I don’t know when I’ll be able to have a conversation with my son about being in New York on that day. I worry that he will see only the lessons of what horrible things people are capable of doing, rather than the beautiful way that we all came together in that incredible city in the months after the towers fell. The tangible experience that he will have will be through pictures of common elements of his life, sky scrapers and planes and New York City, forced together in a way utterly inconceivable to nearly the entire population of the world. That singular act, repeated, where plane meets tower changed the way that we look at our world in a fundamentally fearful way. I don’t want my child to see fear. I don’t want to introduce that threshold within his developing moral sense of the world around him, to see the point at which he crosses into understanding of the evil within people. Bad guys are only vague antitheses to super heros in this too precious world of childhood innocence right now. Please let it stay that way just a little longer.

The freeway was on fire several weeks ago on the hottest day of the summer. Smoke blanketed the roadway, and flames licked up against the metal of the guard rail and consumed the scrub brush and tumbleweeds along the concrete overpass as we drove by. And just like that, with my boys chatting about the inner workings of siphon pumps, and how to construct the internal organs of dinosaurs out of Legos, while the baby took one of his rare naps – just like that, I tasted the burn at the back of my throat of asbestos, steel, concrete and flesh. And then it was gone, and we emerged into the clarity of the California sun. And we moved on.

4 Comments

  • Mary Ackerman

    You are an amazing writer. I loved every word of this piece and each year at this time, I remember where I was – at work in Rosslyn and the chaos of getting from Rosslyn to Crystal City and the agony of realizing it was real. I couldn’t pretend it hadn’t really happened with the smoke and fire from the Pentagon.

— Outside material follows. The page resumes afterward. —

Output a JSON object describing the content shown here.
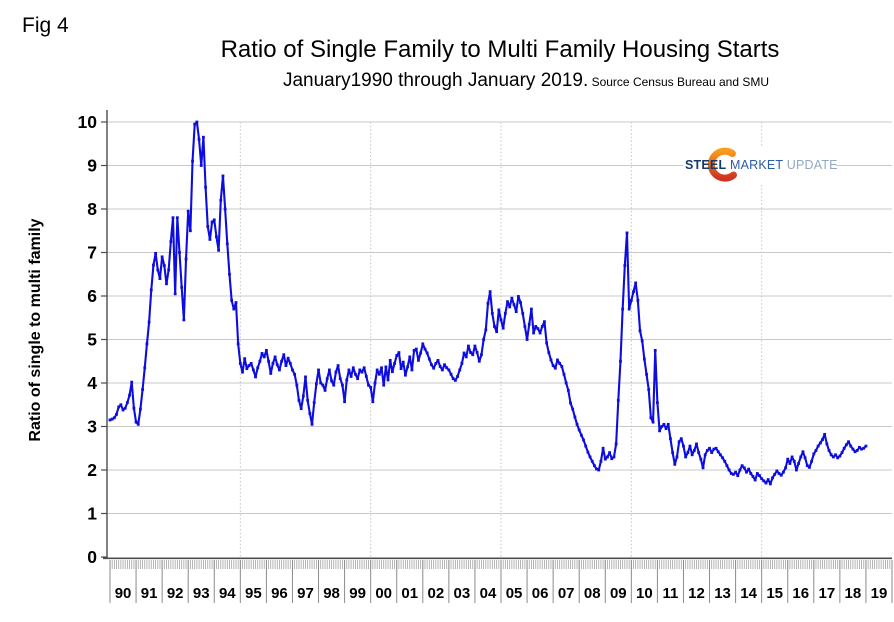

This was one of those earth shattering events, like the day JFK was assassinated – when I was in Balboa Naval Hospital after giving birth to my first son at 12:03 on 11/22. That was like a dream to me as I was tired after the whole birth process. We always remember where we were and what we were doing. I love you dearly!

  • Liat

    I’ve been thinking a lot about the impact of traumatic events on individuals and communities. Yesterday I realized that the anniversary of 9/11 always seems to sneak up on me, and I had to stop and reflect on why that is. Why I effectively block it out. Why, when I claim that I wasn’t affected personally, nobody very close to me died, I wasn’t in NYC or Arlington – why I still am indeed affected. And in thinking about these things it occurs to me that I have felt guilty for being affected, because my pain and suffering should be less than those closer to the experience. Because I was in Boston and my in-laws flew out of Logan the day before. Because I was in the Federal Reserve Bank building and I wasn’t really on a first-name basis with my counterparts who died in the towers.

    It strikes close to home when you talk about comparing your experience to your grandfather’s cheapens his service. And I would like to offer you the idea that we can hold these many traumas at the same time, without comparison, but with compassion for the complex and surprising ways that pain and suffering affects all of us. Whether you are the direct survivor, a witness, or a caretaker/first responder to survivors, we have a responsibility to our souls to acknowledge how we are impacted by trauma. It changes how we look at the world.

    Thank you for sharing a little piece of it with us and letting us help you hold it.

  • Lynda Adamson

    Thank you for so poignantly universalizing not only your own personal experience but also what it intrinsically means to honor those who have fought to keep our freedoms.